Das Staatsministerium für Gesundheit und Pflege wird beauftragt, in Abstimmung mit dem Staatsministerium des Innern, für Sport und Integration die Kreisverwaltungsbehörden mit der Einrichtung, Organisation und dem Betrieb der Testzentren zu betrauen. Die Kosten für die Einrichtung und den Betrieb der Testzentren sowie für die Testungen einschließlich der Labordiagnostik trägt der Freistaat Bayern, soweit sie nicht von der gesetzlichen Krankenversicherung oder anderen Kostenträgern getragen werden.

Das Staatsministerium für Gesundheit und Pflege wird ermächtigt, die für die Kostenerstattung von Testzentren benötigten Haushaltsmittel aus den zur Umsetzung des Bayerischen Testkonzepts zur Verfügung gestellten Haushaltsmitteln in Höhe von insgesamt 272 Mio.

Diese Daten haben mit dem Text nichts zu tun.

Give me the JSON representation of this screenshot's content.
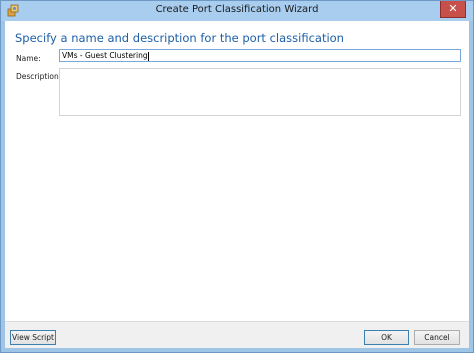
{
  "window": {
    "title": "Create Port Classification Wizard",
    "icon": "wizard-app-icon",
    "close_icon": "close-icon",
    "close_glyph": "✕"
  },
  "content": {
    "heading": "Specify a name and description for the port classification",
    "name_label": "Name:",
    "name_value": "VMs - Guest Clustering",
    "description_label": "Description:",
    "description_value": ""
  },
  "footer": {
    "view_script_label": "View Script",
    "ok_label": "OK",
    "cancel_label": "Cancel"
  },
  "colors": {
    "heading": "#1d5fa8",
    "titlebar": "#a9cdef",
    "close_button": "#c7504a"
  }
}
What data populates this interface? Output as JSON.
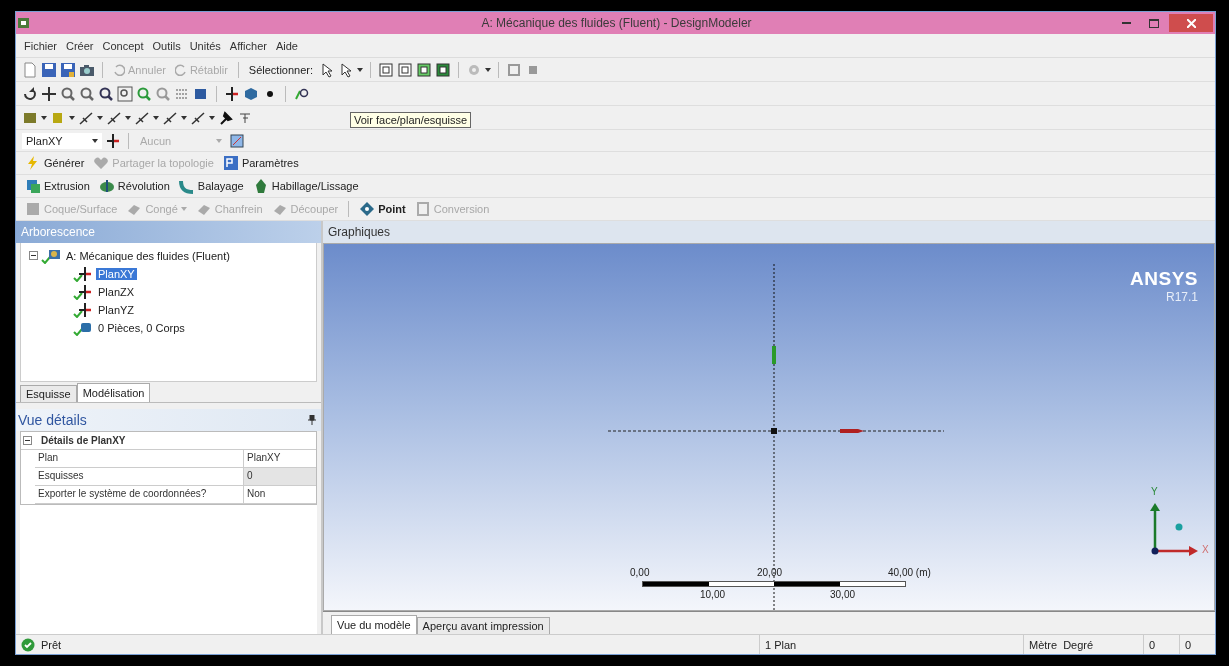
{
  "window": {
    "title": "A: Mécanique des fluides (Fluent) - DesignModeler"
  },
  "menu": [
    "Fichier",
    "Créer",
    "Concept",
    "Outils",
    "Unités",
    "Afficher",
    "Aide"
  ],
  "toolbar": {
    "undo": {
      "label": "Annuler",
      "disabled": true
    },
    "redo": {
      "label": "Rétablir",
      "disabled": true
    },
    "select_label": "Sélectionner:"
  },
  "plane_bar": {
    "plane": "PlanXY",
    "sketch": {
      "value": "Aucun",
      "disabled": true
    }
  },
  "tooltip": "Voir face/plan/esquisse",
  "action_bars": [
    [
      {
        "kind": "generate",
        "label": "Générer",
        "disabled": false,
        "dropdown": false
      },
      {
        "kind": "share",
        "label": "Partager la topologie",
        "disabled": true,
        "dropdown": false
      },
      {
        "kind": "params",
        "label": "Paramètres",
        "disabled": false,
        "dropdown": false
      }
    ],
    [
      {
        "kind": "extrude",
        "label": "Extrusion",
        "disabled": false,
        "dropdown": false
      },
      {
        "kind": "revolve",
        "label": "Révolution",
        "disabled": false,
        "dropdown": false
      },
      {
        "kind": "sweep",
        "label": "Balayage",
        "disabled": false,
        "dropdown": false
      },
      {
        "kind": "skin",
        "label": "Habillage/Lissage",
        "disabled": false,
        "dropdown": false
      }
    ],
    [
      {
        "kind": "shell",
        "label": "Coque/Surface",
        "disabled": true,
        "dropdown": false
      },
      {
        "kind": "blend",
        "label": "Congé",
        "disabled": true,
        "dropdown": true
      },
      {
        "kind": "chamfer",
        "label": "Chanfrein",
        "disabled": true,
        "dropdown": false
      },
      {
        "kind": "slice",
        "label": "Découper",
        "disabled": true,
        "dropdown": false
      },
      {
        "kind": "point",
        "label": "Point",
        "disabled": false,
        "dropdown": false
      },
      {
        "kind": "conversion",
        "label": "Conversion",
        "disabled": true,
        "dropdown": false
      }
    ]
  ],
  "tree_panel": {
    "title": "Arborescence",
    "tree": [
      {
        "label": "A: Mécanique des fluides (Fluent)",
        "kind": "model",
        "selected": false,
        "expanded": true,
        "children": [
          {
            "label": "PlanXY",
            "kind": "plane",
            "selected": true
          },
          {
            "label": "PlanZX",
            "kind": "plane",
            "selected": false
          },
          {
            "label": "PlanYZ",
            "kind": "plane",
            "selected": false
          },
          {
            "label": "0 Pièces, 0 Corps",
            "kind": "bodies",
            "selected": false
          }
        ]
      }
    ]
  },
  "left_tabs": [
    {
      "label": "Esquisse",
      "selected": false
    },
    {
      "label": "Modélisation",
      "selected": true
    }
  ],
  "details": {
    "title": "Vue détails",
    "group": {
      "label": "Détails de PlanXY",
      "expanded": true
    },
    "rows": [
      {
        "name": "Plan",
        "value": "PlanXY",
        "readonly": false
      },
      {
        "name": "Esquisses",
        "value": "0",
        "readonly": true
      },
      {
        "name": "Exporter le système de coordonnées?",
        "value": "Non",
        "readonly": false
      }
    ]
  },
  "graphics": {
    "title": "Graphiques",
    "logo": {
      "brand": "ANSYS",
      "version": "R17.1"
    },
    "scale": {
      "top_labels": [
        "0,00",
        "20,00",
        "40,00 (m)"
      ],
      "bottom_labels": [
        "10,00",
        "30,00"
      ]
    },
    "triad": {
      "y_label": "Y",
      "x_label": "X"
    }
  },
  "view_tabs": [
    {
      "label": "Vue du modèle",
      "selected": true
    },
    {
      "label": "Aperçu avant impression",
      "selected": false
    }
  ],
  "status_bar": {
    "message": "Prêt",
    "selection": "1 Plan",
    "length_unit": "Mètre",
    "angle_unit": "Degré",
    "fields": [
      "0",
      "0"
    ]
  }
}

Euro zu entnehmen und den Regierungen zuzuweisen.

Teststrategie: Minister bedanken sich bei Flughabenbetreibern

Der Ministerrat begrüßte auch die Fortentwicklung der Bayerischen Teststrategie und den massiven Ausbau der Testkapazitäten durch das Staatsministerium für Gesundheit und Pflege. Diesen Weg gilt es konsequent fortzuführen und den weiterhin steigenden Bedarf an Testungen zu decken.

Der Ministerrat stellte dabei fest, dass die Testzentren für Reiserückkehrer an den drei bayerischen Flughäfen in München, Nürnberg und Memmingen, an den nächstgelegenen Rastanlagen der Autobahngrenzübergänge Kiefersfelden, Walserberg und Pocking sowie den Hauptbahnhöfen München und Nürnberg von Reiserückkehrern sehr gut angenommen werden und damit zur Minimierung des Infektionsrisikos beitragen.

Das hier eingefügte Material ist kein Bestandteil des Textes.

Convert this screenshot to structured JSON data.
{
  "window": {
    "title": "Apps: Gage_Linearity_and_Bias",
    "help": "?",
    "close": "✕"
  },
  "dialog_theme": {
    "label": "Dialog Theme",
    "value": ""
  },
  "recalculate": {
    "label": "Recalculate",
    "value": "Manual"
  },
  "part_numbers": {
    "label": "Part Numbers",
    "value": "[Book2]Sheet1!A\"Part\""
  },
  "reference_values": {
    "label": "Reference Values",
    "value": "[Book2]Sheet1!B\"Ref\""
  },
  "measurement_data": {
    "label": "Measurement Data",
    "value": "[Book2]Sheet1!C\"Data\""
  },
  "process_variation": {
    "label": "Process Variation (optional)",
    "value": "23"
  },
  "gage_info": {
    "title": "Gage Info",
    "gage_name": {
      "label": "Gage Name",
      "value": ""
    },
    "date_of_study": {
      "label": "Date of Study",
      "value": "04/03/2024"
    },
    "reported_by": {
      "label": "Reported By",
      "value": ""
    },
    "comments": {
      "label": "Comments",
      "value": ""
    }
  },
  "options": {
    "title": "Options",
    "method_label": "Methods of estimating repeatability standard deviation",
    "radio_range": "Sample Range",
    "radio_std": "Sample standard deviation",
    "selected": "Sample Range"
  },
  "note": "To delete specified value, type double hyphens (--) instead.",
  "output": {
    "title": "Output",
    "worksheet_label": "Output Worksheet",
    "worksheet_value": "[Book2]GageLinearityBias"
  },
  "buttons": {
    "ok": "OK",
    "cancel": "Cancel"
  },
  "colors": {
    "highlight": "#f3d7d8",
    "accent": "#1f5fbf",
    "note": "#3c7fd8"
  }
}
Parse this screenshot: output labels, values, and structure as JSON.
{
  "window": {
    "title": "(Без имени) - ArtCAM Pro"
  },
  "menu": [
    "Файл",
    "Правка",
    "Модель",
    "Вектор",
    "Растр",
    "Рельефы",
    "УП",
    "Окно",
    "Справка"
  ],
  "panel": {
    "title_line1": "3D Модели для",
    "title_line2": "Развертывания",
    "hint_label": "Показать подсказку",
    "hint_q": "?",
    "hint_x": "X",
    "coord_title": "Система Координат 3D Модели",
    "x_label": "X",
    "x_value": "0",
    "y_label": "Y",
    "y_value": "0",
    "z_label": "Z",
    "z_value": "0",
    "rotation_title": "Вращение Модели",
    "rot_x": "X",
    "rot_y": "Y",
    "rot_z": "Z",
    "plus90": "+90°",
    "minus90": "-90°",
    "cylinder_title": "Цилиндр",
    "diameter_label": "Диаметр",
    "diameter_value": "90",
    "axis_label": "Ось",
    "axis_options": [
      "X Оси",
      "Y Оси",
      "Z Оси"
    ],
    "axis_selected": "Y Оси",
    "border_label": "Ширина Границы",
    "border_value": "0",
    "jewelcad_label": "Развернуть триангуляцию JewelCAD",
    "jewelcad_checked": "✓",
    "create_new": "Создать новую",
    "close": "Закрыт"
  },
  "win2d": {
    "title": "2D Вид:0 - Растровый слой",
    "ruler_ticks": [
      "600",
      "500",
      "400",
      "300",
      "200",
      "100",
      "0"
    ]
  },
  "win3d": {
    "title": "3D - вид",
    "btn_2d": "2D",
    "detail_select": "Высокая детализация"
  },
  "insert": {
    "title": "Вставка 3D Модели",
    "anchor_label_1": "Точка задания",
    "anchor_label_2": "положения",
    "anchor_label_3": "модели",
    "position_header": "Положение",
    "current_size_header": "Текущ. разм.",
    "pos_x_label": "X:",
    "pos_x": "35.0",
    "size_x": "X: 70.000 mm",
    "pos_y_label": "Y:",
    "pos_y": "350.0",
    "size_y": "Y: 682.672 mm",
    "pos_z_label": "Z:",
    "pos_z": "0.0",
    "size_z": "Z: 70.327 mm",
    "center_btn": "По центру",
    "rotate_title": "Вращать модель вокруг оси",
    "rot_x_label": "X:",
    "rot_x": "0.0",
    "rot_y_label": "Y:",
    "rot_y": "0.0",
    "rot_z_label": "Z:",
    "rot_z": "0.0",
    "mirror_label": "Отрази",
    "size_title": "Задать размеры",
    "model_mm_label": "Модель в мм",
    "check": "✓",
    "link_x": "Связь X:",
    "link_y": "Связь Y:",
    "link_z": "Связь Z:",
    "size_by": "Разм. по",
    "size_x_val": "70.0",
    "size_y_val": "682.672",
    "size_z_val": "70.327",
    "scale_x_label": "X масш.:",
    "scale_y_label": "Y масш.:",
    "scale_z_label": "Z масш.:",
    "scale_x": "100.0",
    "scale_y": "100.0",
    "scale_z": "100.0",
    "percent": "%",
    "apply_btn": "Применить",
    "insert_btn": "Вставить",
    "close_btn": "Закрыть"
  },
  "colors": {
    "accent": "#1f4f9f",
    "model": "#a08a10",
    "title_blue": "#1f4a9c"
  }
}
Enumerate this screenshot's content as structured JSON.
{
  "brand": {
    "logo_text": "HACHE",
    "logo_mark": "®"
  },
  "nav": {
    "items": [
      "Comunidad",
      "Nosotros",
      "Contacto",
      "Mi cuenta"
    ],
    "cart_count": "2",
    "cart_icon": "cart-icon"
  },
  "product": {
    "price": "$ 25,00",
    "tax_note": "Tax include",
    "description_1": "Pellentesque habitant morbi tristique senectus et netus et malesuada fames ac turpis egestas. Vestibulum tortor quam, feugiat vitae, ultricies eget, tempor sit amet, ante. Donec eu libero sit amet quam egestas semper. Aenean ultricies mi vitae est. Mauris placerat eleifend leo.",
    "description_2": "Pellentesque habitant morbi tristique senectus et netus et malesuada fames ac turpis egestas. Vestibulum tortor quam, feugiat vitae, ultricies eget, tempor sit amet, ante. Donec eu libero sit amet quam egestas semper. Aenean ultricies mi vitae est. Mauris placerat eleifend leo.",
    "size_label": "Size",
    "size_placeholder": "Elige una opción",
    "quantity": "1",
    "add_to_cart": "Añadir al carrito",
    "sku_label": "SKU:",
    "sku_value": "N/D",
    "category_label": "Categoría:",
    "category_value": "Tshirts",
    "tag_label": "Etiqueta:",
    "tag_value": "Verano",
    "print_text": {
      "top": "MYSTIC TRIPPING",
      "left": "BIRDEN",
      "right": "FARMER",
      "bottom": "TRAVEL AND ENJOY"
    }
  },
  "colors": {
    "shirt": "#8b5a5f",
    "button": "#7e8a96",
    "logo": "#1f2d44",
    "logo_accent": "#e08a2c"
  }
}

Das Staatsministerium für Gesundheit und Pflege hat zudem umgehend mit Inkrafttreten der bundesrechtlichen Testpflicht bestimmt, dass Passagiere aus Risikogebieten noch an den Flughäfen München, Nürnberg und Memmingen zu testen sind, wenn sie nicht bereits bei Einreise einen entsprechenden negativen Corona-Test vorweisen. Der Ministerrat begrüßt, dass die Betreibergesellschaften der Flughäfen zur Umsetzung dieser Testpflicht kurzfristig die Testung bereits in den Sicherheitsbereichen der Flughäfen ermöglicht haben. Das ist ein starker Beitrag zu einer möglichst effektiven Durchsetzung der Testpflicht.

Den Flughäfen werden sämtliche durch die Testungen in den Sicherheitsbereichen verursachten Zusatzkosten aus dem Sonderfonds Corona-Pandemie erstattet.